Nous sommes rentrés de Tunisie après deux années de Service National Actif en 1971.
Nous avions honoré le qualificatif donné à notre mission puisque nous rentrions avec Cyril, 6 mois, notre premier enfant.
Nous possédions en tout et pour tout une voiture que les parents de Suzette nous avaient offerte et une malle en tôle dans laquelle nous avions nos effets personnels.
J’avais envoyé mon curriculum vitae à quelques entreprises et nous avions déjà eu un entretien à Longwy pour travailler dans une tréfilerie de fils d’acier. L’ECAM jouissait d’une réputation importante et l’entreprise avait manifesté sérieusement son intention de me recruter. En plus du salaire, une villa avec jardin était mise à notre disposition, le charbon pour le chauffage nous était fourni.
Le charme du paysage nous avait été vanté à l’occasion d’un tour de la ville qui nous avait amené sur les hauteurs. Cette carte postale de 1951 n’est peut-être pas explicite car nous étions 20 ans plus tard.
On comprendra que l’invitation à un premier entretien par la SOGEME à Bourg-lès-Valence ouvrait d’autres horizons.
Le rendez-vous à 14 heures fut honoré à 16 heures, au point que laissé seul dans une petite pièce à côté de la cahute du gardien, je fus pris d’une suspicion.
Cette attente forcée était partie d’un test de personnalité et il devait y avoir des caméras ici ou là pour m’observer.
Il n’en était rien.
Je fus reçu par un chef de service et son collaborateur ingénieur ECAM comme moi, mais sorti quelques années plus tôt. Puis par le chef de division qui était au-dessus du chef de service. Puis par le directeur général adjoint un personnage haut en couleur qui portait la particule comme on porterait une « légion d’honneur » familiale. Il allait par la suite considérer que je n’avais pas le standing pour que l’on me confie certaines missions. Nous roulions en effet en GS d’occasion !

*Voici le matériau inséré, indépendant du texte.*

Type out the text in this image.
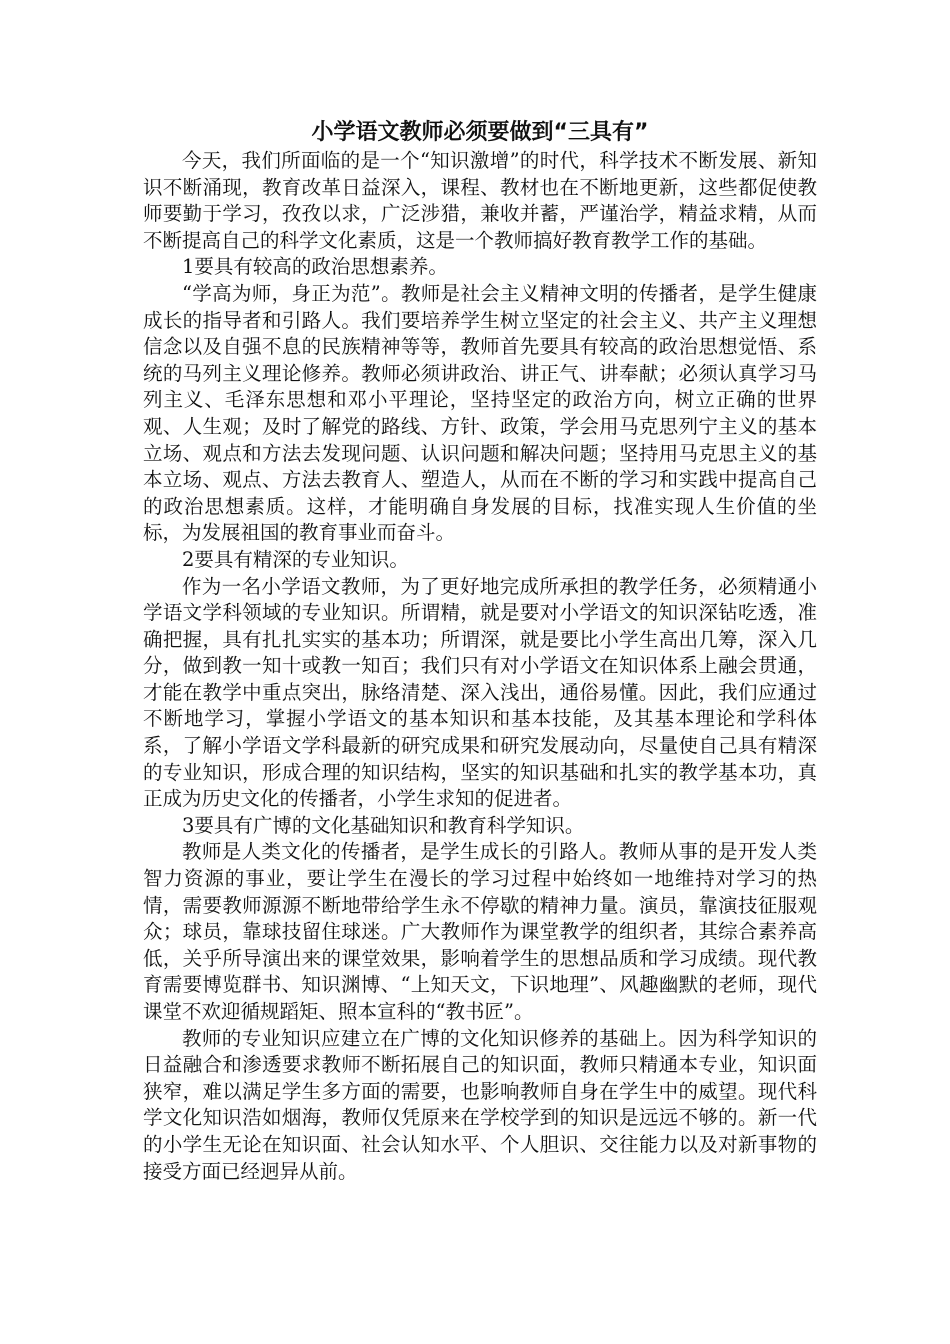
小学语文教师必须要做到“三具有”

今天，我们所面临的是一个“知识激增”的时代，科学技术不断发展、新知识不断涌现，教育改革日益深入，课程、教材也在不断地更新，这些都促使教师要勤于学习，孜孜以求，广泛涉猎，兼收并蓄，严谨治学，精益求精，从而不断提高自己的科学文化素质，这是一个教师搞好教育教学工作的基础。

1要具有较高的政治思想素养。

“学高为师，身正为范”。教师是社会主义精神文明的传播者，是学生健康成长的指导者和引路人。我们要培养学生树立坚定的社会主义、共产主义理想信念以及自强不息的民族精神等等，教师首先要具有较高的政治思想觉悟、系统的马列主义理论修养。教师必须讲政治、讲正气、讲奉献；必须认真学习马列主义、毛泽东思想和邓小平理论，坚持坚定的政治方向，树立正确的世界观、人生观；及时了解党的路线、方针、政策，学会用马克思列宁主义的基本立场、观点和方法去发现问题、认识问题和解决问题；坚持用马克思主义的基本立场、观点、方法去教育人、塑造人，从而在不断的学习和实践中提高自己的政治思想素质。这样，才能明确自身发展的目标，找准实现人生价值的坐标，为发展祖国的教育事业而奋斗。

2要具有精深的专业知识。

作为一名小学语文教师，为了更好地完成所承担的教学任务，必须精通小学语文学科领域的专业知识。所谓精，就是要对小学语文的知识深钻吃透，准确把握，具有扎扎实实的基本功；所谓深，就是要比小学生高出几筹，深入几分，做到教一知十或教一知百；我们只有对小学语文在知识体系上融会贯通，才能在教学中重点突出，脉络清楚、深入浅出，通俗易懂。因此，我们应通过不断地学习，掌握小学语文的基本知识和基本技能，及其基本理论和学科体系，了解小学语文学科最新的研究成果和研究发展动向，尽量使自己具有精深的专业知识，形成合理的知识结构，坚实的知识基础和扎实的教学基本功，真正成为历史文化的传播者，小学生求知的促进者。

3要具有广博的文化基础知识和教育科学知识。

教师是人类文化的传播者，是学生成长的引路人。教师从事的是开发人类智力资源的事业，要让学生在漫长的学习过程中始终如一地维持对学习的热情，需要教师源源不断地带给学生永不停歇的精神力量。演员，靠演技征服观众；球员，靠球技留住球迷。广大教师作为课堂教学的组织者，其综合素养高低，关乎所导演出来的课堂效果，影响着学生的思想品质和学习成绩。现代教育需要博览群书、知识渊博、“上知天文，下识地理”、风趣幽默的老师，现代课堂不欢迎循规蹈矩、照本宣科的“教书匠”。

教师的专业知识应建立在广博的文化知识修养的基础上。因为科学知识的日益融合和渗透要求教师不断拓展自己的知识面，教师只精通本专业，知识面狭窄，难以满足学生多方面的需要，也影响教师自身在学生中的威望。现代科学文化知识浩如烟海，教师仅凭原来在学校学到的知识是远远不够的。新一代的小学生无论在知识面、社会认知水平、个人胆识、交往能力以及对新事物的接受方面已经迥异从前。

Toutes les personnes rencontrées avaient le désir de me recruter mais il fallait l’accord du directeur général qui était évidemment très pris. Nous fûmes invités à une rencontre à l’occasion d’un déjeuner à la cafétéria du Casino à la sortie sud de Valence. Je dis, nous car il était précisé que je devais être avec mon épouse.
À partir de là, je dis Pierre puisque nous sommes devenus amis.

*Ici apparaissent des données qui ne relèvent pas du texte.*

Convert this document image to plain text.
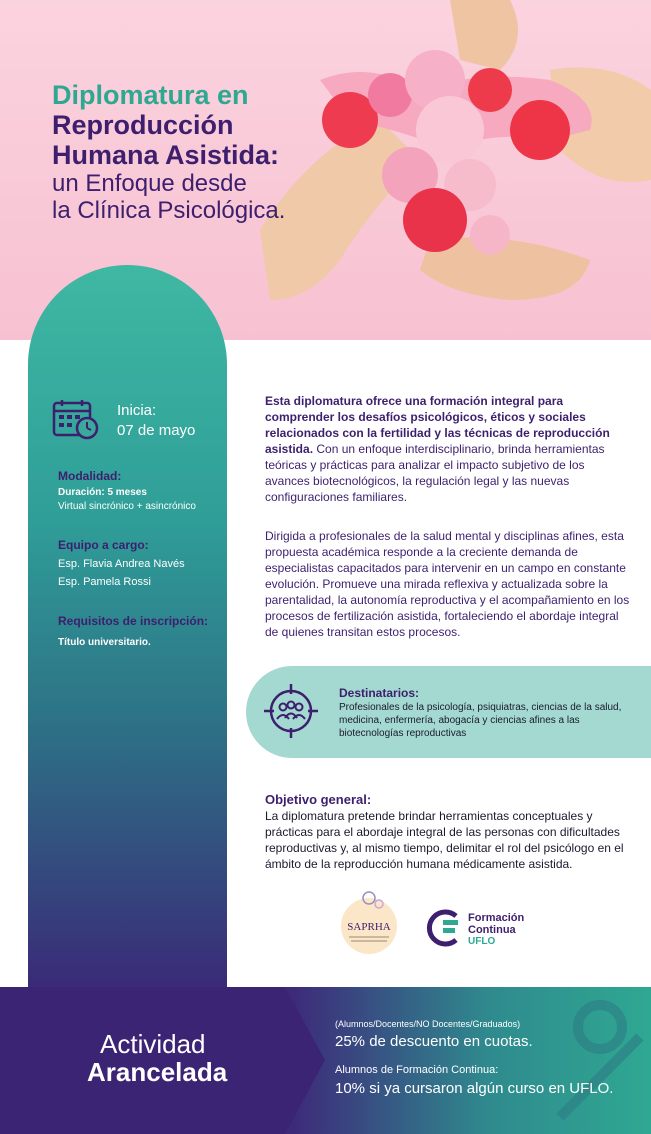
Diplomatura en
Reproducción
Humana Asistida:
un Enfoque desde
la Clínica Psicológica.
Inicia:
07 de mayo
Modalidad:
Duración: 5 meses
Virtual sincrónico + asincrónico
Equipo a cargo:
Esp. Flavia Andrea Navés
Esp. Pamela Rossi
Requisitos de inscripción:
Título universitario.
Esta diplomatura ofrece una formación integral para comprender los desafíos psicológicos, éticos y sociales relacionados con la fertilidad y las técnicas de reproducción asistida. Con un enfoque interdisciplinario, brinda herramientas teóricas y prácticas para analizar el impacto subjetivo de los avances biotecnológicos, la regulación legal y las nuevas configuraciones familiares.
Dirigida a profesionales de la salud mental y disciplinas afines, esta propuesta académica responde a la creciente demanda de especialistas capacitados para intervenir en un campo en constante evolución. Promueve una mirada reflexiva y actualizada sobre la parentalidad, la autonomía reproductiva y el acompañamiento en los procesos de fertilización asistida, fortaleciendo el abordaje integral de quienes transitan estos procesos.
Destinatarios:
Profesionales de la psicología, psiquiatras, ciencias de la salud, medicina, enfermería, abogacía y ciencias afines a las biotecnologías reproductivas
Objetivo general:
La diplomatura pretende brindar herramientas conceptuales y prácticas para el abordaje integral de las personas con dificultades reproductivas y, al mismo tiempo, delimitar el rol del psicólogo en el ámbito de la reproducción humana médicamente asistida.
SAPRHA
Formación
Continua
UFLO
Actividad
Arancelada
(Alumnos/Docentes/NO Docentes/Graduados)
25% de descuento en cuotas.
Alumnos de Formación Continua:
10% si ya cursaron algún curso en UFLO.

Pierre fut pris d’une somnolence post prandiale. Il avait les yeux qui se fermaient doucement et qui se rouvraient à peine plus vite.
Il donna ainsi son accord et ce fut l’occasion, le soir même de retour dans l’Ardèche chez mes beaux-parents de renier mes propos tenus à la suite de ma première visite : « je ne mettrai jamais les pieds dans cette entreprise qui est si mal organisée et qui est si peu soucieuse des gens ».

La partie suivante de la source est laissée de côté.